This Building Has a History of Grave Concerns


I’m not sure how this will affect the retirement concerns of workers, but Charlotte Eiser of Montebello reports that a new Social Security office in Alhambra was formerly a mortuary. Of course I’d be more concerned if the opposite were the case.

“Duh!” awards: I can’t really argue with the recent winners in the Wacky Warning Label Contest sponsored by the Michigan Lawsuit Abuse Watch.

One was this reminder on a pesticide consisting of dried bobcat urine: “Not for human consumption.” Another was a warning on a toilet brush: “Do Not Use for Personal Hygiene.” A third was this cautionary note on a heat gun and paint remover: “Do not use this tool as a hair dryer.”


Still, I’m a little miffed that none of this column’s “Duh!” submissions from readers over the last year received as much as an honorable mention in the contest.

Eminently worthy is a set of unusual ironing instructions, a pedestrian notice snapped by Larry See, a frozen dinner tip sent along by Adam Fritzal and a half-baked warning spotted by Sue Casillas (see accompanying).

Annals of unusual crimes: The police log of the Seal Beach Sun recently carried this item: “Someone rang the caller’s doorbell. He said this happens every time his wife is out of town.” Is he better off answering it or not answering it?

Name game: Mention here of a Venice artist who had renamed himself O -- just O -- brought a note from my former colleague Chuck Hillinger, who delighted Times readers for 46 years with tales of his encounters with unusual characters.

Hillinger recalled running into a waitress named Who Me, a car rental agent named Ernie UU and a man named The Owl. Of The Owl, Hillinger said, “That was his name on his driver’s license and all his legal papers. He started out with a regular name but became so enamored with owls later in life he changed it to The Owl. He lectured about owls to school kids.”

But not putting too many to sleep, one hopes.

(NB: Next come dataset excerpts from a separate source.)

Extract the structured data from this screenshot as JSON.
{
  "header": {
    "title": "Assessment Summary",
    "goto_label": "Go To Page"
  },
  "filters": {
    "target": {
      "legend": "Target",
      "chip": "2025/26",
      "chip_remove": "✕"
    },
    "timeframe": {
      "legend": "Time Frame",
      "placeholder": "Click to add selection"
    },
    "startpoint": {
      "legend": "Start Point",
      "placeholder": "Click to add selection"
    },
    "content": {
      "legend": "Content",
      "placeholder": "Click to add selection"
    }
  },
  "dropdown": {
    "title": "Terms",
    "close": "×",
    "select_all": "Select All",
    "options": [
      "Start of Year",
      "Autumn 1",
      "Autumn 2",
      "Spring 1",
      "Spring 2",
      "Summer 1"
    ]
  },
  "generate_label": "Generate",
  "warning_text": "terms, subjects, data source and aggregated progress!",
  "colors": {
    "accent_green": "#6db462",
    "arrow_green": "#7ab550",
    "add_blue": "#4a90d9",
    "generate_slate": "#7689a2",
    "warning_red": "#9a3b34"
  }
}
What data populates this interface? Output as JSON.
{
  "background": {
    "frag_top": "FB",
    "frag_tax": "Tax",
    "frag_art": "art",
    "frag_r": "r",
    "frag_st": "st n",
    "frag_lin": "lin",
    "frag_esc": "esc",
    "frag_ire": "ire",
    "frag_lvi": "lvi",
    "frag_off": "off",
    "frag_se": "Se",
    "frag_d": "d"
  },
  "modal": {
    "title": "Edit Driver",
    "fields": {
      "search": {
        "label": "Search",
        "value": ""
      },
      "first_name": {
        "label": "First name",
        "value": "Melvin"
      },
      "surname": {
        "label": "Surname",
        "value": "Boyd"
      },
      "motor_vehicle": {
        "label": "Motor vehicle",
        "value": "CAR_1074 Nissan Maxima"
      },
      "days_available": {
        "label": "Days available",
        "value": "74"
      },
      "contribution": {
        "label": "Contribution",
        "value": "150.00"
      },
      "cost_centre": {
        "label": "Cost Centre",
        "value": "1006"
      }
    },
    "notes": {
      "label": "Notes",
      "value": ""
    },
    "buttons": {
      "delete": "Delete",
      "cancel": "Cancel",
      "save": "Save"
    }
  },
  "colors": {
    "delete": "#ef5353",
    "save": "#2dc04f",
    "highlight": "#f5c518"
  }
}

Come to think of it: I once wrote about a poet in Laguna Beach whose legal name was Number One unnamed Archer. (Yes, I checked his driver’s license.) “My parents gave it to me,” he explained. “They didn’t expect twins.” His twin, he said, was Number Two unnamed Archer.


“That’s because he was born after me,” Number One said.

miscelLAny: In the book “Eccentric California,” author Jan Friedman reports coming across Dr. Buzzard’s Court Case Bath and Floor Wash at Farmacia Million Dollar Botanicas in downtown L.A. It’s a good-luck potion for legal appearances. “If you’re going to court,” Friedman writes, “pour it in your bath. If it’s your business that’s being judged, pour it in the water used to wash your firm’s floors.”